Le Pacte social, remède ou calmant ?

Certaines dates ont marqué les esprits. La grève générale de 2014, par exemple, avait sonné comme un coup de semonce. Le dialogue social, sous tension, avait fini par accoucher d’un compromis — certes fragile, mais salué comme un pas vers plus de justice sociale. Et pourtant, onze ans plus tard, les vieilles douleurs sont toujours là, recouvertes d’un vernis de stabilité qui craque à la moindre friction.

Dernier épisode en date : en avril 2025, le SYNABEF s’est insurgé contre le non-respect d’un protocole d’accord. Une grève, encore.

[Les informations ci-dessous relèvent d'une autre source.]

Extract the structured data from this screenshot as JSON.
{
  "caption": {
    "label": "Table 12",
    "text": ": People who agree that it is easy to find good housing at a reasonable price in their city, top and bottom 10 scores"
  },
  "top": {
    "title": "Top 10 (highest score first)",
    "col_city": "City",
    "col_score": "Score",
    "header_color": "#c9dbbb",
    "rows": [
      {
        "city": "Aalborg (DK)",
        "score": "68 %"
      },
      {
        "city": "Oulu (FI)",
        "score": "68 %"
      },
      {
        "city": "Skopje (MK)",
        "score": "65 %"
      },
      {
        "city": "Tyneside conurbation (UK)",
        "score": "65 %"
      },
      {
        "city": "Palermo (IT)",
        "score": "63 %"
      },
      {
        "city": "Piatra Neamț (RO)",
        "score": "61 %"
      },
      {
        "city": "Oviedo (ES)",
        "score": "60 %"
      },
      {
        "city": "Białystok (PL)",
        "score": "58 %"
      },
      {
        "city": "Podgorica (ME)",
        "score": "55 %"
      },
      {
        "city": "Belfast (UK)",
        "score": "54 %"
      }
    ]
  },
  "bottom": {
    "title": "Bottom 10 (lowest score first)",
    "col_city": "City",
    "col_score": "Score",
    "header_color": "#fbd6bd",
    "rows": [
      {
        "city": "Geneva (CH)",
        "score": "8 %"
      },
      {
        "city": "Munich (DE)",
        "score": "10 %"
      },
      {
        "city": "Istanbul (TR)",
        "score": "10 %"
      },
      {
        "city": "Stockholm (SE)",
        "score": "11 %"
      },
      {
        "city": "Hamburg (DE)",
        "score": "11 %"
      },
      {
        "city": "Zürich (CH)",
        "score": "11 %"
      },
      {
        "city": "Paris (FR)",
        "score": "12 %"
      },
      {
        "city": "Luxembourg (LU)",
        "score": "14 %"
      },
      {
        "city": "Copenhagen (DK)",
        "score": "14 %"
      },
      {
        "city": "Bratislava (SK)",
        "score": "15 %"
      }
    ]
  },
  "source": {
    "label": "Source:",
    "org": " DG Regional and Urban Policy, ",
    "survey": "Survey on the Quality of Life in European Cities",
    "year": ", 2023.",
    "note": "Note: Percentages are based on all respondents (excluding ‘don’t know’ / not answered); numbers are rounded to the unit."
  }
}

Des revendications salariales, toujours. Et ce constat récurrent : au Mali, les travailleurs sont souvent contraints de hausser le ton pour simplement faire respecter l’écrit.
C’est dans ce contexte que le gouvernement a signé un Pacte de stabilité sociale et de croissance, avec en vitrine une hausse du SMIG et une promesse d’accalmie. Une main tendue ou un trompe-l’œil ? L’avenir le dira. Car un pacte, fût-il gravé dans le marbre, ne vaut que par la confiance que les signataires lui accordent — et cette confiance, au Mali, se mérite plus qu’elle ne se décrète.

L’éducation, terrain miné de la lutte sociale

Mais s’il est un secteur où la fracture entre parole publique et réalité de terrain est béante, c’est bien celui de l’éducation. Depuis les « années de braise » (1977-1980), où la répression contre les étudiants a culminé avec l’assassinat d’Abdoul Karim Camara « Cabral », jusqu’aux grèves récentes de 2022 et 2024, les salles de classe sont devenues des arènes de confrontation.

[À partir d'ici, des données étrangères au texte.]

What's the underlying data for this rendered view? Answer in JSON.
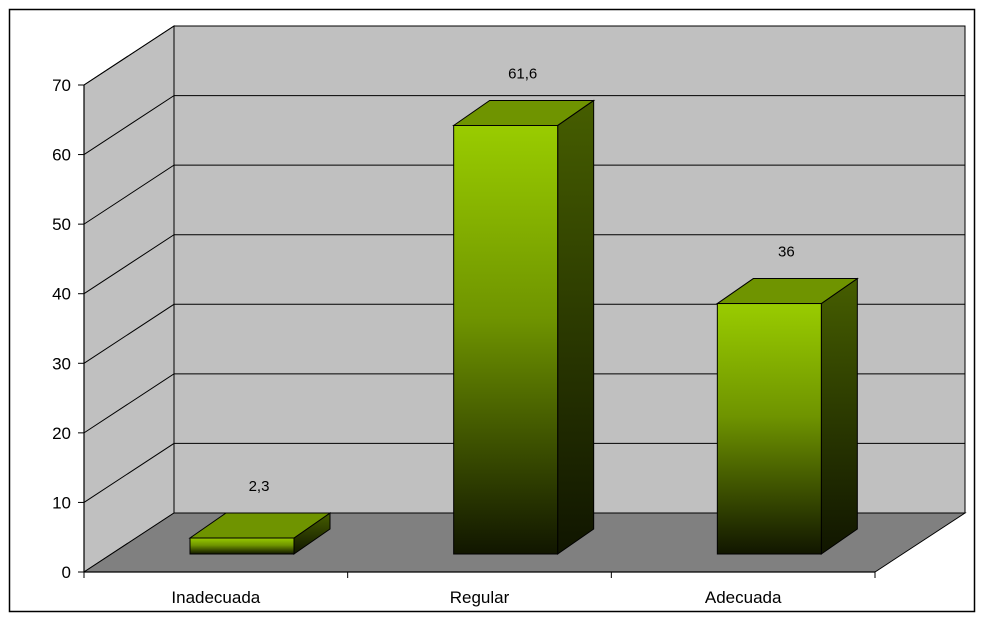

En mars 2024, le gouvernement malien a prononcé la dissolution de l’Association des Élèves et Étudiants du Mali (AEEM), qu’il juge responsable de violences graves et d’affrontements armés répétés dans les milieux scolaires et universitaires. Cette décision radicale intervient à la suite d’un incident meurtrier survenu le 28 février 2024, ayant coûté la vie à un étudiant et causé plusieurs blessés lors d’un affrontement entre factions rivales au sein même de l’association. 

En décembre 2022, puis en février 2024, les syndicats de l’éducation ont paralysé le système scolaire. Les enseignants réclament des salaires, les élèves leurs droits à l’éducation, et les parents leur légitimité à exiger la continuité. À chaque fois, c’est l’enfant malien qui paie le prix de cette guerre silencieuse.
Car au Mali, l’éducation est ce paradoxe tragique : universellement saluée comme moteur du développement, mais systématiquement sacrifiée sur l’autel du retard budgétaire, du mépris bureaucratique et de la négligence chronique. Ce n’est pas faute de textes ni de chartes. C’est une question de volonté. De courage. De priorité politique.

Une journée de combat, pas seulement de commémoration

Alors oui, célébrer le 1er mai est un devoir de mémoire. Mais dans un pays où la précarité est la norme, où les fonctionnaires attendent leurs primes, où les élèves cumulent les années blanches comme des stigmates, ce jour doit être aussi celui d’un inventaire sans complaisance.

Le travail au Mali n’est pas encore un droit garanti. C’est un combat. Un risque. Une espérance.